Amidst the tumultuous world of blockchain and its continuous battle with cyber threats, two indomitable figures are steering the ship towards safer waters.
Isaac Patka from Shield3, an AI security firm, alongside Samczsun, a well-versed research partner at Paradigm, are on a relentless mission.
They’ve been grinding since spring, elbow-deep in blockchain projects, with an aim to fortify security defenses and send hackers packing.
Battling the DeFi Threats Head-On
Early August saw the inception of SEAL 911, their brainchild, a Telegram bot ingeniously designed to connect desperate users with a network of seasoned security professionals.
This initiative wasn’t born out of thin air. It’s a direct response to a barrage of hacks that have incessantly assaulted the blockchain landscape.
Remember the $70 million Curve Finance fiasco in July? Yeah, they are addressing that kind of chaos. This isn’t your average Joe’s playground. We are talking about safeguarding potential hundreds of millions, and these guys are dead serious about it.
With their initial success, they are far from done. The dynamic duo is now ramping things up with a new emergency drill initiative. This isn’t your run-of-the-mill fire drill at school.
This is the real deal, aiming to prep up-and-coming blockchain protocols for the imminent cyber onslaught. It’s a wild world out there, and they are ensuring these protocols are ready to throw down and defend their turf when the time comes.
Patka spilled the beans to Blockworks, walking us through their journey, their learnings, and the chaos that ensues in the blockchain realm.
Inside the War Room: Training for the Inevitable
Initiating their undertaking with the emergency drill initiative, Patka recalled the inception of this brainchild. It was a meeting of minds, with Jeanne playing matchmaker, introducing Patka to Samczsun.
From the get-go, there was a spark. Patka, armed with his research on avoiding social attacks and dependency failures in decentralized communities, found a kindred spirit in Samczsun.
Together, they embarked on a mission, kicking off with outlining a drill framework for Compound Labs, the first brave souls to volunteer for their drill.
“Comprehensive recon” is their secret sauce in the initial phases, a meticulous process of dissecting every aspect of the target protocol.
They’re not just looking; they’re hunting, searching for the control surface, understanding the dependencies, monitoring systems, risk processes, and searching for inconsistencies. This intense recon lays down the foundation for what’s to come – the tabletop scenarios.

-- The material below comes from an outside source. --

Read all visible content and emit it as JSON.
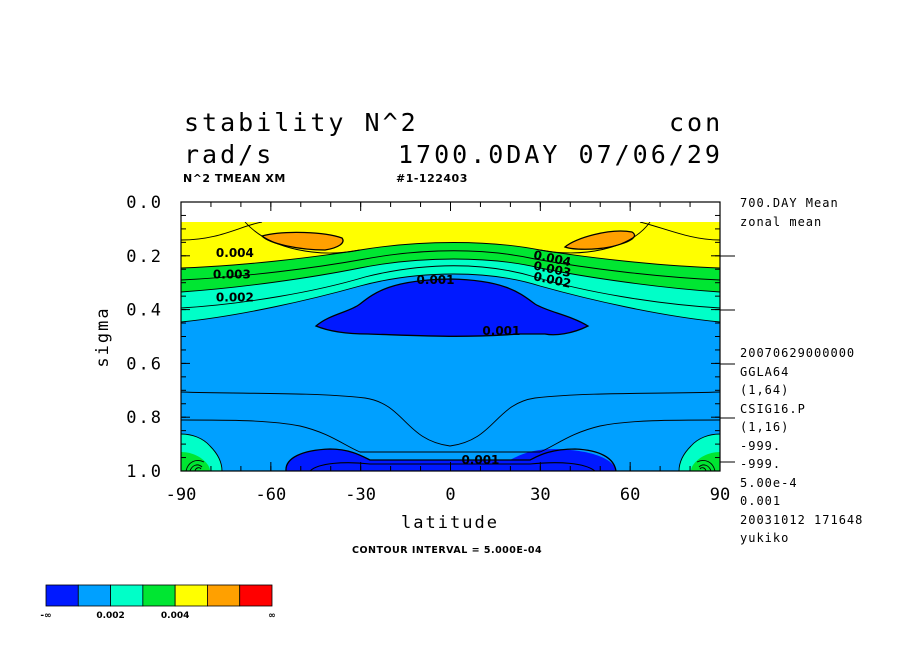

These tabletop simulations are not for the faint of heart. They are intense, high-stakes scenarios that thrust the team into the chaos of a real attack, questioning their every move, testing their alert systems, their response times, and their coordination.
This is where the rubber meets the road, uncovering the “hot spots” and putting their defenses to the ultimate stress test. And when it comes to selecting the guinea pigs for their drills? They are not just picking anyone.

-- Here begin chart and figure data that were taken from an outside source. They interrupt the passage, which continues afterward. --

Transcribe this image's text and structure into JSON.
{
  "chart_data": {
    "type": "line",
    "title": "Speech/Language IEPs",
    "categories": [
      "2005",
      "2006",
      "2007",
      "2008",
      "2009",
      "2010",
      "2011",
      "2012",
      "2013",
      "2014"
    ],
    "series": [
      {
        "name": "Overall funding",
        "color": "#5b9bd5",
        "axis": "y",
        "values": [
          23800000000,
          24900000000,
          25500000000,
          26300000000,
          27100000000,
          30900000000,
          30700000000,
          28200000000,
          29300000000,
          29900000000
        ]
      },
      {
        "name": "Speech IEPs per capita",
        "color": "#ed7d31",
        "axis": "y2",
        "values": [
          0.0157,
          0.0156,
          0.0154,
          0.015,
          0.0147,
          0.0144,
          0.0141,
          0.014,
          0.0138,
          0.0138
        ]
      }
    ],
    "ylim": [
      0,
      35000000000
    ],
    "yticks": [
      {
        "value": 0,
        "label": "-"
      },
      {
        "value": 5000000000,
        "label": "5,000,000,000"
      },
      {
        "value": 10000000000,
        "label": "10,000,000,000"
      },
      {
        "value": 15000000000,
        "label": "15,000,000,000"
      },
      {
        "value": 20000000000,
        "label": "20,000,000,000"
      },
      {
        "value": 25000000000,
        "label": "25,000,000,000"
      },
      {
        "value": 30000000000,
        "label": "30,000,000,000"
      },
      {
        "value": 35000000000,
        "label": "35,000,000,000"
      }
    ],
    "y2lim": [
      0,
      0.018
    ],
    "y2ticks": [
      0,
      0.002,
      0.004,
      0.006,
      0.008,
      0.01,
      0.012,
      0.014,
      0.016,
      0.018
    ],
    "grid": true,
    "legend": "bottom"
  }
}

They are looking for the best, the protocols that have seen some action, survived a few skirmishes, and lived to tell the tale. These are the protocols that can both benefit from their training and contribute to the greater good, sharing their invaluable experience with the blockchain community.

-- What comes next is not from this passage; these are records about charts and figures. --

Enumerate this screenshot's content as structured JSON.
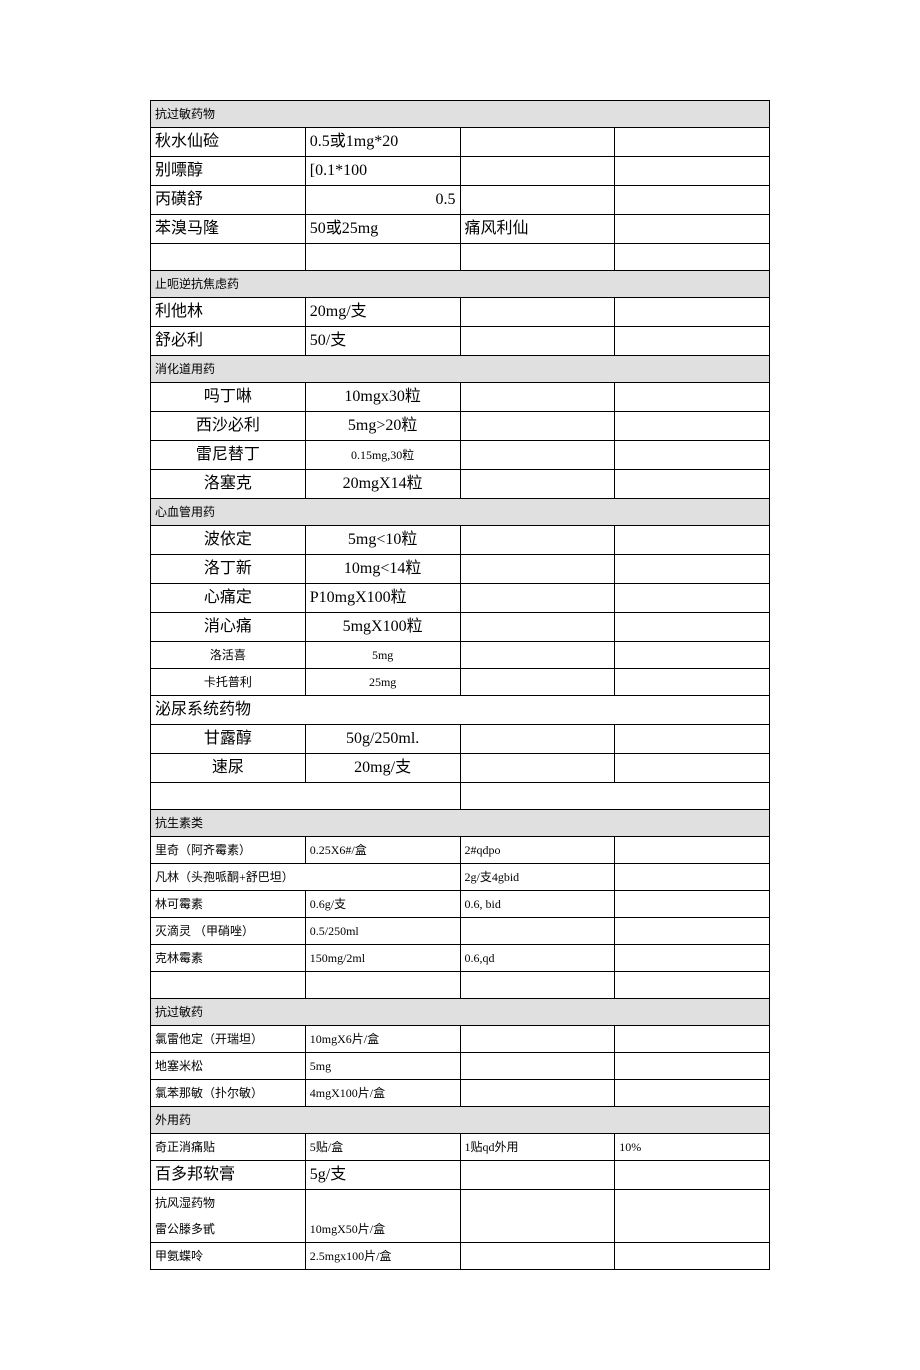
{
  "sections": [
    {
      "header": "抗过敏药物",
      "header_colspan": 4,
      "rows": [
        {
          "cells": [
            "秋水仙硷",
            "0.5或1mg*20",
            "",
            ""
          ],
          "fs": "lg"
        },
        {
          "cells": [
            "别嘌醇",
            "[0.1*100",
            "",
            ""
          ],
          "fs": "lg"
        },
        {
          "cells": [
            "丙磺舒",
            "0.5",
            "",
            ""
          ],
          "fs": "lg",
          "align1": "right"
        },
        {
          "cells": [
            "苯溴马隆",
            "50或25mg",
            "痛风利仙",
            ""
          ],
          "fs": "lg"
        },
        {
          "cells": [
            "",
            "",
            "",
            ""
          ],
          "fs": "md"
        }
      ]
    },
    {
      "header": "止呃逆抗焦虑药",
      "header_colspan": 4,
      "rows": [
        {
          "cells": [
            "利他林",
            "20mg/支",
            "",
            ""
          ],
          "fs": "lg"
        },
        {
          "cells": [
            "舒必利",
            "50/支",
            "",
            ""
          ],
          "fs": "lg"
        }
      ]
    },
    {
      "header": "消化道用药",
      "header_colspan": 4,
      "rows": [
        {
          "cells": [
            "吗丁啉",
            "10mgx30粒",
            "",
            ""
          ],
          "fs": "lg",
          "align0": "center",
          "align1": "center"
        },
        {
          "cells": [
            "西沙必利",
            "5mg>20粒",
            "",
            ""
          ],
          "fs": "lg",
          "align0": "center",
          "align1": "center"
        },
        {
          "cells": [
            "雷尼替丁",
            "0.15mg,30粒",
            "",
            ""
          ],
          "fs": "lg",
          "align0": "center",
          "align1": "center",
          "fs1": "sm"
        },
        {
          "cells": [
            "洛塞克",
            "20mgX14粒",
            "",
            ""
          ],
          "fs": "lg",
          "align0": "center",
          "align1": "center"
        }
      ]
    },
    {
      "header": "心血管用药",
      "header_colspan": 4,
      "rows": [
        {
          "cells": [
            "波依定",
            "5mg<10粒",
            "",
            ""
          ],
          "fs": "lg",
          "align0": "center",
          "align1": "center"
        },
        {
          "cells": [
            "洛丁新",
            "10mg<14粒",
            "",
            ""
          ],
          "fs": "lg",
          "align0": "center",
          "align1": "center"
        },
        {
          "cells": [
            "心痛定",
            "P10mgX100粒",
            "",
            ""
          ],
          "fs": "lg",
          "align0": "center",
          "align1": "left"
        },
        {
          "cells": [
            "消心痛",
            "5mgX100粒",
            "",
            ""
          ],
          "fs": "lg",
          "align0": "center",
          "align1": "center"
        },
        {
          "cells": [
            "洛活喜",
            "5mg",
            "",
            ""
          ],
          "fs": "sm",
          "align0": "center",
          "align1": "center"
        },
        {
          "cells": [
            "卡托普利",
            "25mg",
            "",
            ""
          ],
          "fs": "sm",
          "align0": "center",
          "align1": "center"
        }
      ]
    },
    {
      "header": "泌尿系统药物",
      "header_colspan": 4,
      "header_fs": "lg",
      "header_nobg": true,
      "rows": [
        {
          "cells": [
            "甘露醇",
            "50g/250ml.",
            "",
            ""
          ],
          "fs": "lg",
          "align0": "center",
          "align1": "center"
        },
        {
          "cells": [
            "速尿",
            "20mg/支",
            "",
            ""
          ],
          "fs": "lg",
          "align0": "center",
          "align1": "center"
        },
        {
          "cells": [
            "",
            "",
            "",
            ""
          ],
          "fs": "md",
          "twocol": true
        }
      ]
    },
    {
      "header": "抗生素类",
      "header_colspan": 4,
      "rows": [
        {
          "cells": [
            "里奇（阿齐霉素）",
            "0.25X6#/盒",
            "2#qdpo",
            ""
          ],
          "fs": "sm"
        },
        {
          "cells": [
            "凡林（头孢哌酮+舒巴坦）",
            "",
            "2g/支4gbid",
            ""
          ],
          "fs": "sm",
          "merge01": true
        },
        {
          "cells": [
            "林可霉素",
            "0.6g/支",
            "0.6, bid",
            ""
          ],
          "fs": "sm"
        },
        {
          "cells": [
            "灭滴灵 （甲硝唑）",
            "0.5/250ml",
            "",
            ""
          ],
          "fs": "sm"
        },
        {
          "cells": [
            "克林霉素",
            "150mg/2ml",
            "0.6,qd",
            ""
          ],
          "fs": "sm"
        },
        {
          "cells": [
            "",
            "",
            "",
            ""
          ],
          "fs": "sm"
        }
      ]
    },
    {
      "header": "抗过敏药",
      "header_colspan": 4,
      "rows": [
        {
          "cells": [
            "氯雷他定（开瑞坦）",
            "10mgX6片/盒",
            "",
            ""
          ],
          "fs": "sm"
        },
        {
          "cells": [
            "地塞米松",
            "5mg",
            "",
            ""
          ],
          "fs": "sm"
        },
        {
          "cells": [
            "氯苯那敏（扑尔敏）",
            "4mgX100片/盒",
            "",
            ""
          ],
          "fs": "sm"
        }
      ]
    },
    {
      "header": "外用药",
      "header_colspan": 4,
      "rows": [
        {
          "cells": [
            "奇正消痛贴",
            "5贴/盒",
            "1贴qd外用",
            "10%"
          ],
          "fs": "sm"
        },
        {
          "cells": [
            "百多邦软膏",
            "5g/支",
            "",
            ""
          ],
          "fs": "lg"
        }
      ]
    },
    {
      "header": "抗风湿药物",
      "header_colspan": 1,
      "header_nobg": true,
      "header_extra_row": {
        "cells": [
          "雷公滕多甙",
          "10mgX50片/盒",
          "",
          ""
        ],
        "fs": "sm"
      },
      "rows": [
        {
          "cells": [
            "甲氨蝶呤",
            "2.5mgx100片/盒",
            "",
            ""
          ],
          "fs": "sm",
          "open_bottom": true
        }
      ]
    }
  ],
  "colors": {
    "border": "#000000",
    "header_bg": "#e0e0e0",
    "page_bg": "#ffffff",
    "text": "#000000"
  },
  "col_widths_pct": [
    22,
    22,
    30,
    26
  ]
}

The first test with Compound protocol was a revelation, a balancing act of creating a scenario that was both challenging yet not utterly catastrophic.
The emphasis was on coordination, monitoring, and response, with a keen eye on the social and technical aspects of the drill. The learning curve was steep, with late-night debugging sessions, network forks, block explorer challenges, and monitoring infra stability tests.
And when it comes to avoiding zero-day vulnerabilities, it’s not about dodging the bullet. It’s about creating a controlled environment, a scenario that is contained within the protocol’s ecosystem, providing a realistic yet manageable challenge for the team.
It’s about building resilience, preparing for the worst while hoping for the best. As for the future? The sky’s the limit. More protocols, more scenarios, and more challenges await.
The drills are evolving, becoming more accessible, and ensuring that when cyber threats come knocking, the blockchain community will be ready, standing tall, and unyielding.
So, here’s to Patka, Samczsun, and their relentless pursuit of security in the blockchain realm. They might not wear capes, but in the wild, unpredictable world of blockchain, they are the unsung heroes, fighting the good fight and ensuring that we can all sleep a little bit easier at night.
The content of this article was gotten from a recent report from Blockcworks.